Ветер заскучал и бросил их. Лебедь полетел дальше через сине-черную пустоту, и от его крыльев так искрило, что зажигались новые звезды. Доктор Енсенуан устал, ведь волшебником он был тихим и кабинетным, бегать не любил, а уж летать…
– Домой хочу, девочка. К лягушкам… к пиявкам… – Разве что язык не вывалил.
Но сэр Саймон был бодр. Он прыгнул лебедю на макушку и стал его подбадривать:
– Ну же. Ну давай же. Не зря же мы с тобой выбрались. Не зря же принцесса ждет. Вот выведем ее из леса и…
– А знаешь ты, сколько в мире лесов, дурень? – проворчал доктор Енсенуан. – Вот мой знакомый делал об этом доклад, и их двести тридцать миллиардов триста миллионов семьсот семьдесят восемь… – Лебедь только крылом махнул и добавил: – А сто тысяч из них – Хрустальные. По статистике.
– Но принцесса-то у меня одна, без всякой там ста… стот…
Сэр Саймон сказал это тихо, приложил лапку к груди и еще тише зашептал:
– Мое сердце. О мое бедное влюбленное сердце… Направо, друг мой, направо. И осталось нам девять планет.
Доктор Енсенуан даже шею попытался на него вывернуть.
– По какой формуле ты посчитал это?
Сэр Саймон молчал. Вероника взяла его в ладошки, почувствовала, как колотится крошечное лягушачье сердечко, и сказала:
– Я тебе потом покажу. Лети… – Она поправилась: – Летите, доктор!
И доктор Енсенуан полетел.
Он летел не очень долго, может, потому что очень быстро. Планеты: огненная, три конфетные, ракушечная и какая-то покрытая шатрами – оставались позади. Потом осталась булатная, потом водяная и наконец…
– Мы здесь! Мы прибыли!
Маленькая планетка, на которую спускался усталый лебедь, была покрыта густым черным лесом. В сумраке листвы и иголок переливались радугой хрустальные стволы.
Путешественники спустились к узенькой речке. Лебедь поймал несколько рыбок, но Вероника отказалась есть их сырыми, а разводить костер было страшно, да и нечем. Так что профессор с рыцарем поужинали вдвоем, урча от удовольствия. Вероника только сорвала себе немного черники, пожевала ее и уснула голодной.

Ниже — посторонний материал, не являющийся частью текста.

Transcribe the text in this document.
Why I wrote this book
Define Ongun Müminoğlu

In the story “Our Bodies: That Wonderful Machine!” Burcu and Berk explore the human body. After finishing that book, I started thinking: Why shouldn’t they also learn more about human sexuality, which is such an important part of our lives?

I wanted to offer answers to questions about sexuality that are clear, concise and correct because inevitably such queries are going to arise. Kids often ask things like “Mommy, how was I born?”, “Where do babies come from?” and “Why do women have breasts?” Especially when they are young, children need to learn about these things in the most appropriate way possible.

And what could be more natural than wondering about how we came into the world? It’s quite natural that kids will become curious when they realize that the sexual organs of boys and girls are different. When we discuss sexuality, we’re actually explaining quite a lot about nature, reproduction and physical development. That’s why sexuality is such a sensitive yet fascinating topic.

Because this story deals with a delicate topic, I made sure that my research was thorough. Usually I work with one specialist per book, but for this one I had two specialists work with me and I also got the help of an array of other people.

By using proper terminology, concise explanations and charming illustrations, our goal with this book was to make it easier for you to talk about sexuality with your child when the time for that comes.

К тому же было холодно, пусть лебедь и укрыл ее пушистым крылом. И сыро: трава оказалась росистой. А в чаще, которая начиналась в паре шагов, ухали птицы, подвывали звери. Вероника подумала (не в первый раз), что как-то это неудобно – приключения. И что если она простудится, никто не даст ей грелку и малиновый чай. А мама, наверное, тревожится.

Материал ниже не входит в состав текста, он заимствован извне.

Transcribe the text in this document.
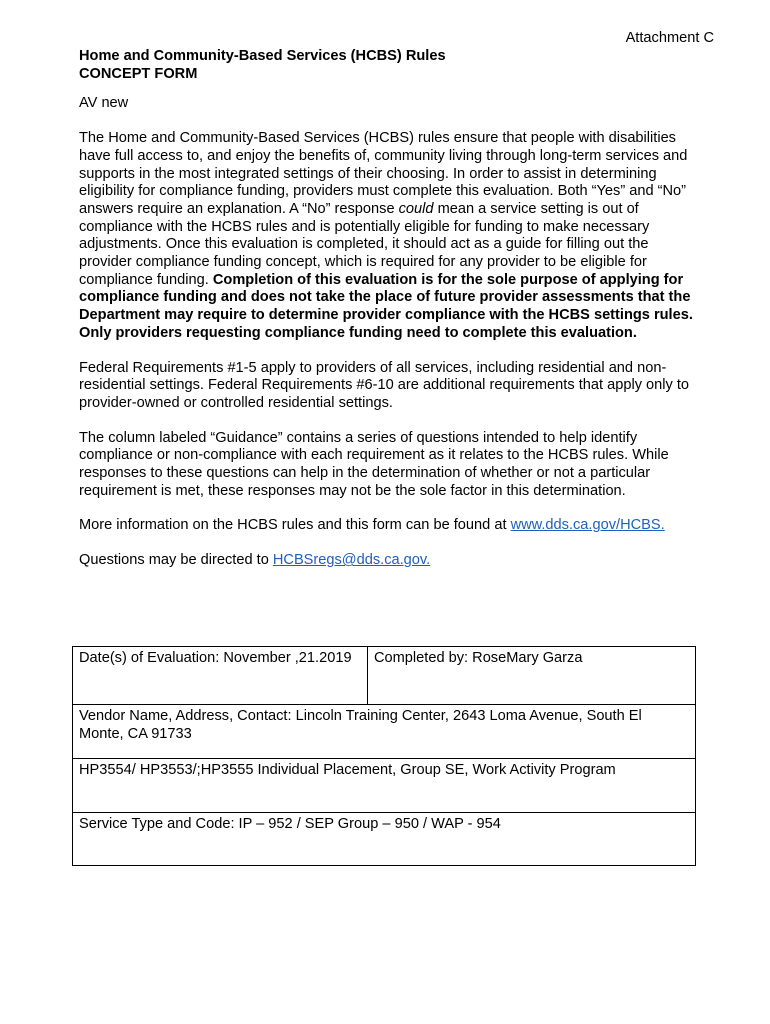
Attachment C

Home and Community-Based Services (HCBS) Rules

CONCEPT FORM

AV new

The Home and Community-Based Services (HCBS) rules ensure that people with disabilities have full access to, and enjoy the benefits of, community living through long-term services and supports in the most integrated settings of their choosing. In order to assist in determining eligibility for compliance funding, providers must complete this evaluation. Both “Yes” and “No” answers require an explanation. A “No” response could mean a service setting is out of compliance with the HCBS rules and is potentially eligible for funding to make necessary adjustments. Once this evaluation is completed, it should act as a guide for filling out the provider compliance funding concept, which is required for any provider to be eligible for compliance funding. Completion of this evaluation is for the sole purpose of applying for compliance funding and does not take the place of future provider assessments that the Department may require to determine provider compliance with the HCBS settings rules. Only providers requesting compliance funding need to complete this evaluation.

Federal Requirements #1-5 apply to providers of all services, including residential and non-residential settings. Federal Requirements #6-10 are additional requirements that apply only to provider-owned or controlled residential settings.

The column labeled “Guidance” contains a series of questions intended to help identify compliance or non-compliance with each requirement as it relates to the HCBS rules. While responses to these questions can help in the determination of whether or not a particular requirement is met, these responses may not be the sole factor in this determination.

More information on the HCBS rules and this form can be found at www.dds.ca.gov/HCBS.

Questions may be directed to HCBSregs@dds.ca.gov.

Date(s) of Evaluation: November ,21.2019	Completed by: RoseMary Garza
Vendor Name, Address, Contact: Lincoln Training Center, 2643 Loma Avenue, South El Monte, CA 91733
HP3554/ HP3553/;HP3555 Individual Placement, Group SE, Work Activity Program
Service Type and Code: IP – 952 / SEP Group – 950 / WAP - 954
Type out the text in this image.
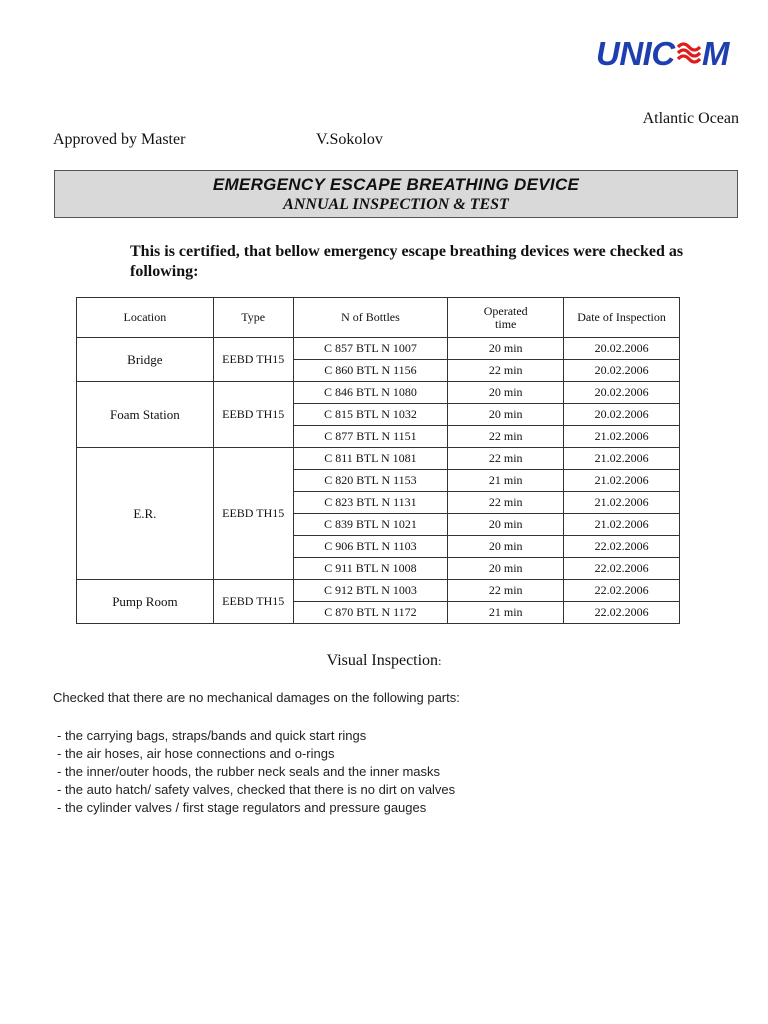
UNIC M
Atlantic Ocean
Approved by Master	V.Sokolov
EMERGENCY ESCAPE BREATHING DEVICE
ANNUAL INSPECTION & TEST
This is certified, that bellow emergency escape breathing devices were checked as following:
Location	Type	N of Bottles	Operated time	Date of Inspection
Bridge	EEBD TH15	C 857 BTL N 1007	20 min	20.02.2006
		C 860 BTL N 1156	22 min	20.02.2006
Foam Station	EEBD TH15	C 846 BTL N 1080	20 min	20.02.2006
		C 815 BTL N 1032	20 min	20.02.2006
		C 877 BTL N 1151	22 min	21.02.2006
E.R.	EEBD TH15	C 811 BTL N 1081	22 min	21.02.2006
		C 820 BTL N 1153	21 min	21.02.2006
		C 823 BTL N 1131	22 min	21.02.2006
		C 839 BTL N 1021	20 min	21.02.2006
		C 906 BTL N 1103	20 min	22.02.2006
		C 911 BTL N 1008	20 min	22.02.2006
Pump Room	EEBD TH15	C 912 BTL N 1003	22 min	22.02.2006
		C 870 BTL N 1172	21 min	22.02.2006
Visual Inspection:
Checked that there are no mechanical damages on the following parts:
- the carrying bags, straps/bands and quick start rings
- the air hoses, air hose connections and o-rings
- the inner/outer hoods, the rubber neck seals and the inner masks
- the auto hatch/ safety valves, checked that there is no dirt on valves
- the cylinder valves / first stage regulators and pressure gauges
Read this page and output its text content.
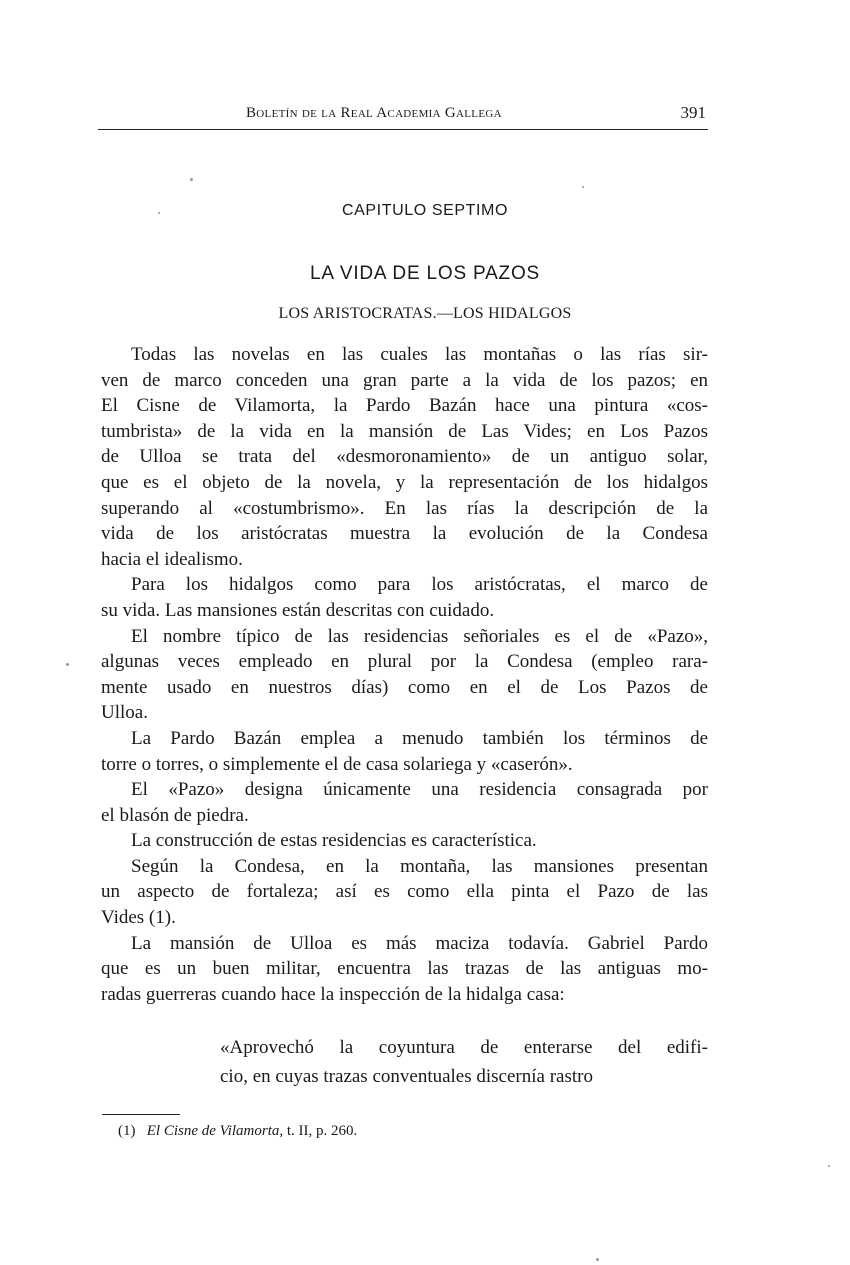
Boletín de la Real Academia Gallega	391
CAPITULO SEPTIMO
LA VIDA DE LOS PAZOS
LOS ARISTOCRATAS.—LOS HIDALGOS
Todas las novelas en las cuales las montañas o las rías sir-
ven de marco conceden una gran parte a la vida de los pazos; en
El Cisne de Vilamorta, la Pardo Bazán hace una pintura «cos-
tumbrista» de la vida en la mansión de Las Vides; en Los Pazos
de Ulloa se trata del «desmoronamiento» de un antiguo solar,
que es el objeto de la novela, y la representación de los hidalgos
superando al «costumbrismo». En las rías la descripción de la
vida de los aristócratas muestra la evolución de la Condesa
hacia el idealismo.
Para los hidalgos como para los aristócratas, el marco de
su vida. Las mansiones están descritas con cuidado.
El nombre típico de las residencias señoriales es el de «Pazo»,
algunas veces empleado en plural por la Condesa (empleo rara-
mente usado en nuestros días) como en el de Los Pazos de
Ulloa.
La Pardo Bazán emplea a menudo también los términos de
torre o torres, o simplemente el de casa solariega y «caserón».
El «Pazo» designa únicamente una residencia consagrada por
el blasón de piedra.
La construcción de estas residencias es característica.
Según la Condesa, en la montaña, las mansiones presentan
un aspecto de fortaleza; así es como ella pinta el Pazo de las
Vides (1).
La mansión de Ulloa es más maciza todavía. Gabriel Pardo
que es un buen militar, encuentra las trazas de las antiguas mo-
radas guerreras cuando hace la inspección de la hidalga casa:
«Aprovechó la coyuntura de enterarse del edifi-
cio, en cuyas trazas conventuales discernía rastro
(1) El Cisne de Vilamorta, t. II, p. 260.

Проснувшись утром, Вероника увидела перо. Простое, черное, оно плыло по воде, но зачем-то девочка его поймала. Длинное-длинное перышко, такое красивое, что…
– Как в моем хвосте!
Это проснулся профессор. Сэр Саймон тоже проснулся. И они отправились в путь.
Вообще-то пути особо не было, только влюбленное сердце сэра Саймона: он прыгал впереди, легко перебираясь через кочки и кустарник. Лес был дремучий, неприветливый. Он цеплял ветками Вероникины волосы и одежду. Вероника то и дело вздыхала, у нее даже наворачивались на глаза слезы.

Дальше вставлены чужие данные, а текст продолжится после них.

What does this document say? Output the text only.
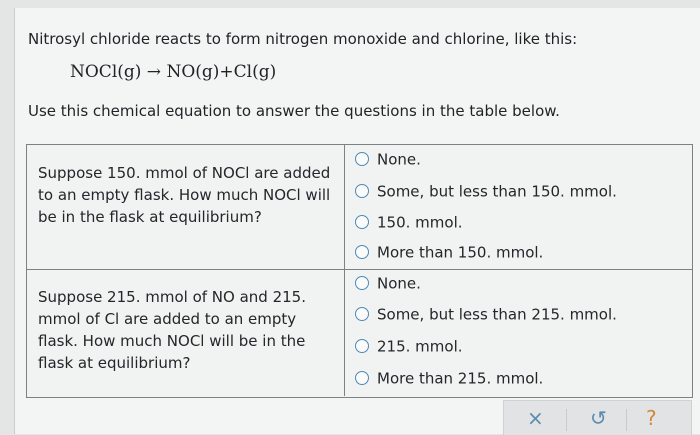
Nitrosyl chloride reacts to form nitrogen monoxide and chlorine, like this:
NOCl(g) → NO(g)+Cl(g)
Use this chemical equation to answer the questions in the table below.
Suppose 150. mmol of NOCl are added to an empty flask. How much NOCl will be in the flask at equilibrium?
None.
Some, but less than 150. mmol.
150. mmol.
More than 150. mmol.
Suppose 215. mmol of NO and 215. mmol of Cl are added to an empty flask. How much NOCl will be in the flask at equilibrium?
None.
Some, but less than 215. mmol.
215. mmol.
More than 215. mmol.
× ↺ ?
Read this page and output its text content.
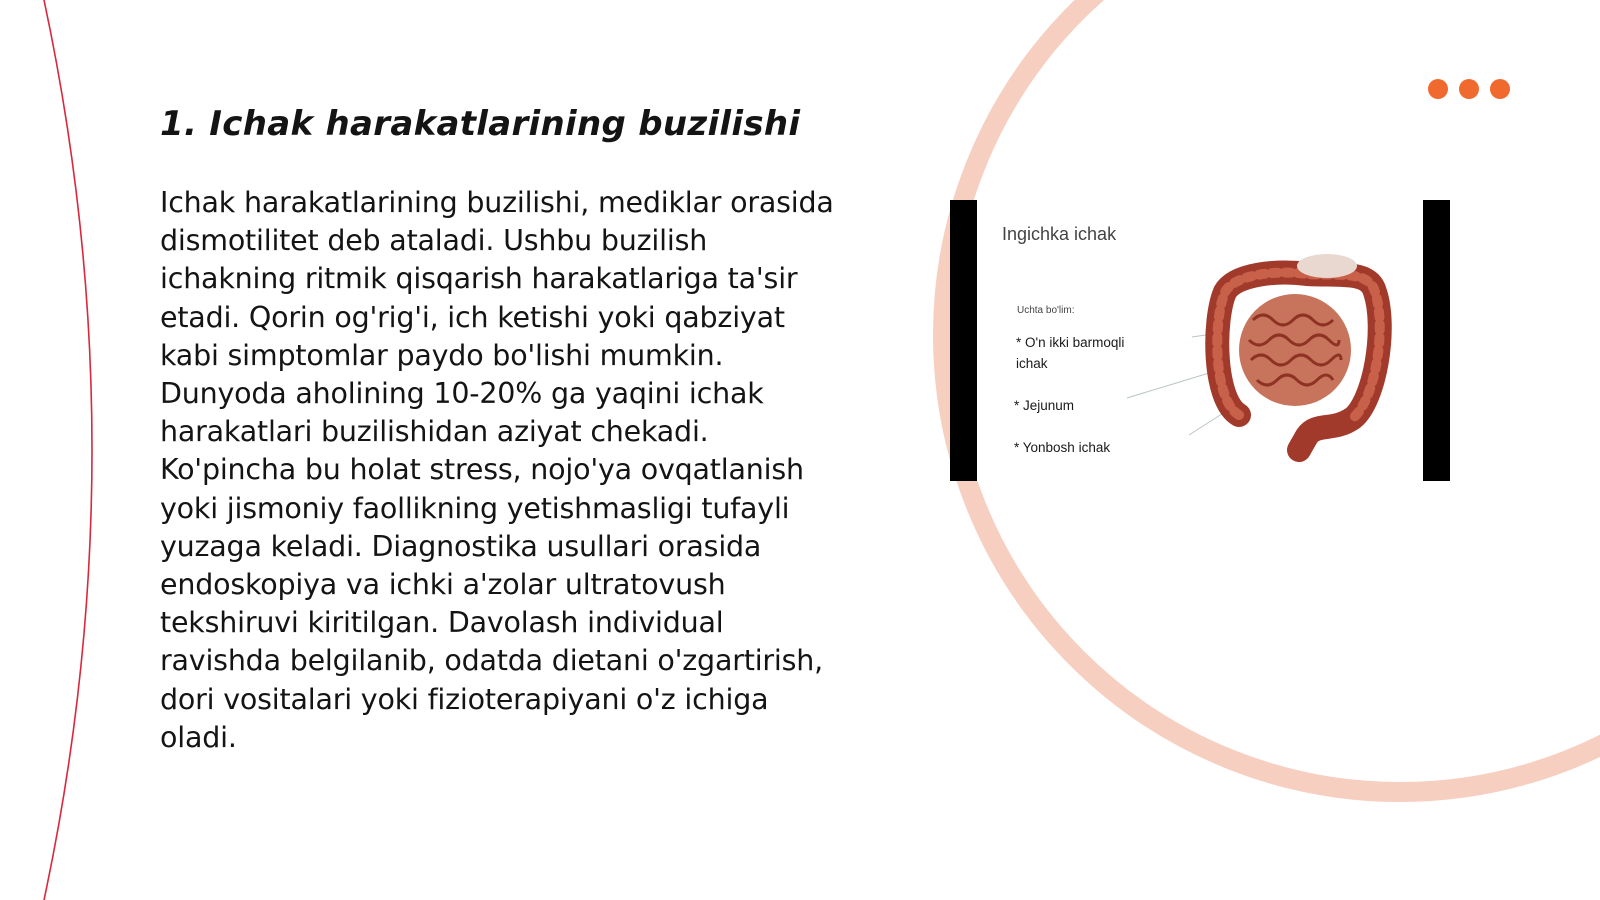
1. Ichak harakatlarining buzilishi

Ichak harakatlarining buzilishi, mediklar orasida dismotilitet deb ataladi. Ushbu buzilish ichakning ritmik qisqarish harakatlariga ta'sir etadi. Qorin og'rig'i, ich ketishi yoki qabziyat kabi simptomlar paydo bo'lishi mumkin. Dunyoda aholining 10-20% ga yaqini ichak harakatlari buzilishidan aziyat chekadi. Ko'pincha bu holat stress, nojo'ya ovqatlanish yoki jismoniy faollikning yetishmasligi tufayli yuzaga keladi. Diagnostika usullari orasida endoskopiya va ichki a'zolar ultratovush tekshiruvi kiritilgan. Davolash individual ravishda belgilanib, odatda dietani o'zgartirish, dori vositalari yoki fizioterapiyani o'z ichiga oladi.

Ingichka ichak
Uchta bo'lim:
* O'n ikki barmoqli ichak
* Jejunum
* Yonbosh ichak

«Хочу домой, – думала она, отмахиваясь от комаров. – Домой. Мне-то зачем эта дурацкая принцесса?» Но потом она вспомнила, как колотилось под ее руками маленькое сердце сэра Саймона. И подумала о том, как грустно и одиноко принцессе блуждать среди деревьев. Что, если принцесса день за днем ест только чернику, а то и сырую рыбу?! А ведь принцессы не такие выносливые, как простые маленькие девочки. Принцессам, чтобы жить, нужны пирожные и фрукты… и подушки… и принцы…
Вероника прибавила шагу. Она даже не заметила, что краешек пера, которое она зачем-то вставила в свои волосы, побелел.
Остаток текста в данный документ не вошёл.